騒ぎを聞きつけ、他の冒険者も集まってくるような気配が感じられる――モタモタしてはいられない。ザインは霧に紛れてアイケルの方へ駆けよると、その体を巨猪人の怪力で紙切れのように担ぎあげた。
「ディンゴ、ベラッティさん! 早く! あの車の中へ!」
霧のとばりの向こうから響く声に導かれ、何が何やら分からぬままに2人は駆け出した。白い靄の中に黒く浮かび上がっているザインの巨体が、格好の道しるべとなる。

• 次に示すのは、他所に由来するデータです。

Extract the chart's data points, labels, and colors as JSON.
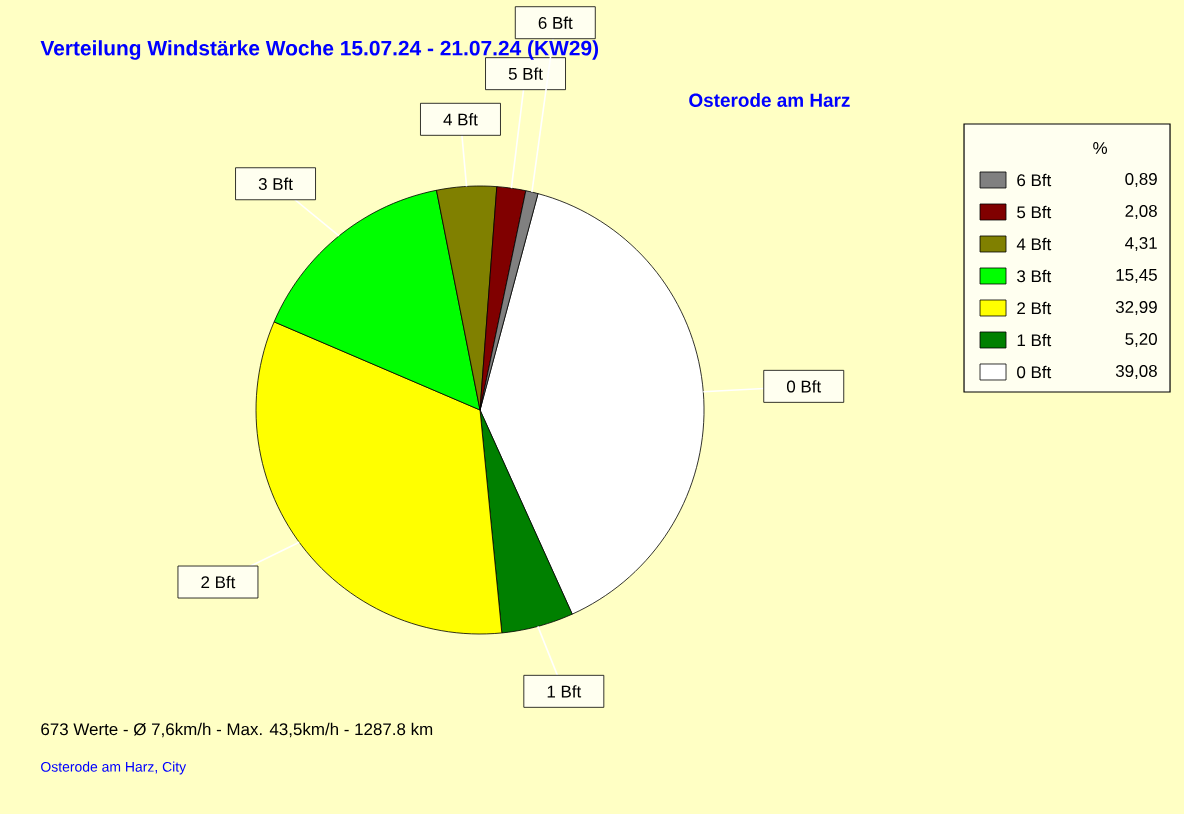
{
  "chart_data": {
    "type": "pie",
    "title": "Verteilung Windstärke  Woche 15.07.24 - 21.07.24 (KW29)",
    "subtitle": "Osterode am Harz",
    "legend_title": "%",
    "categories": [
      "0 Bft",
      "1 Bft",
      "2 Bft",
      "3 Bft",
      "4 Bft",
      "5 Bft",
      "6 Bft"
    ],
    "values": [
      39.08,
      5.2,
      32.99,
      15.45,
      4.31,
      2.08,
      0.89
    ],
    "value_labels": [
      "39,08",
      "5,20",
      "32,99",
      "15,45",
      "4,31",
      "2,08",
      "0,89"
    ],
    "colors": [
      "#ffffff",
      "#008000",
      "#ffff00",
      "#00ff00",
      "#808000",
      "#800000",
      "#808080"
    ],
    "legend": "top right",
    "annotations": [
      "673 Werte   -   Ø 7,6km/h  -  Max. 43,5km/h   -   1287.8 km",
      "Osterode am Harz, City"
    ]
  }
}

「おい、聞いてねえぞ! 何のつもりでこんなこと……!」
追いつくや否や文句を言いだすディンゴだったが、その言葉をかき消すようにして霧の外から怒鳴り声が聞こえてくる。
「何だ、何だ!?」
「さっきの医者たちか? うッぷ、この霧ときたら……」
「そやつらを捕まえろ! 患者を、アイケルを奪われた!」
金切り声が後方から響く。霧に撒かれてすっ転んでいたママローニ先生だ。その鬼気迫る声に、外の雰囲気がにわかに緊張を帯びる。銃を構えているらしい気配も感じられた。ディンゴが走りながら叫ぶ。
「ほらァ! 撃たれるぞ、どうすンだよぉ!」
「ひとまず、荷車の中へ避難します……皆さん、目を塞いでいてください!」
ひと声叫ぶや、貫頭衣の下からザインは何かガラス製の物を取り出した。幅の広い傘のついたガラス球――無風ランプだ。

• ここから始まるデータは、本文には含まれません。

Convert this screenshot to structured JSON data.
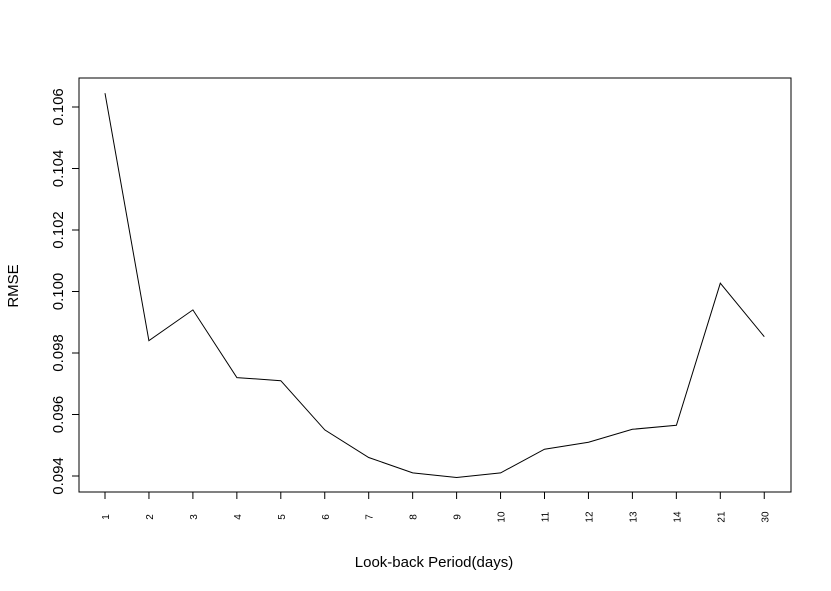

ザインは霧に向かってランプのつまみを捻った。傘から風の魔力が放出され、空気の塊が展開してゆく。清浄な空気の塊を周囲に展開し、ゴミや埃の入らない環境を作って簡易手術室とするのが『無風ランプ』の機能だが、それが魔力の霧の中となれば……。
広がった風の魔力は、水の魔力をたっぷりと含んだ霧に触れ、けたたましい炸裂音と共に白い火花をはじけさせた。閃光が明滅し、周囲にふりまかれる。
「うッ……」
「ぐわあッ!」
外の狙撃手たちが、口々に呻き声を上げる。閃光に眼を射られ、思わず銃を取り落とすものもいる。
「さあ、今のうちです! 走って!」
その隙にザインたちは、霧の道を通って荷車へ駆けこんだ。幌をまくり上げると、ザインはまず背負ったアイケルの体をそっと奥へ滑り込ませ、ついで後から走って来たベラッティとディンゴを放り投げるようにして車の荷台に上げてやった。その後、上がった2人に助けられて自分も荷台の上に上がる。
霧はほとんど晴れかけていた。銃手たちもそろそろ閃光のショックから立ち直りつつある。ザインは全員が無事に荷車へ辿りついたことを今一度確かめると、幌の合わせ目を直して荷台を閉ざした。これで、外からは内部の様子が窺えなくなった。
「……さて、これでひとまず、後ろから撃たれぬように立ち回るというのには成功したわけですね」
ザインは息を切らしながらも言い、覆面の上からでも分かるほどに大きな笑顔を作った。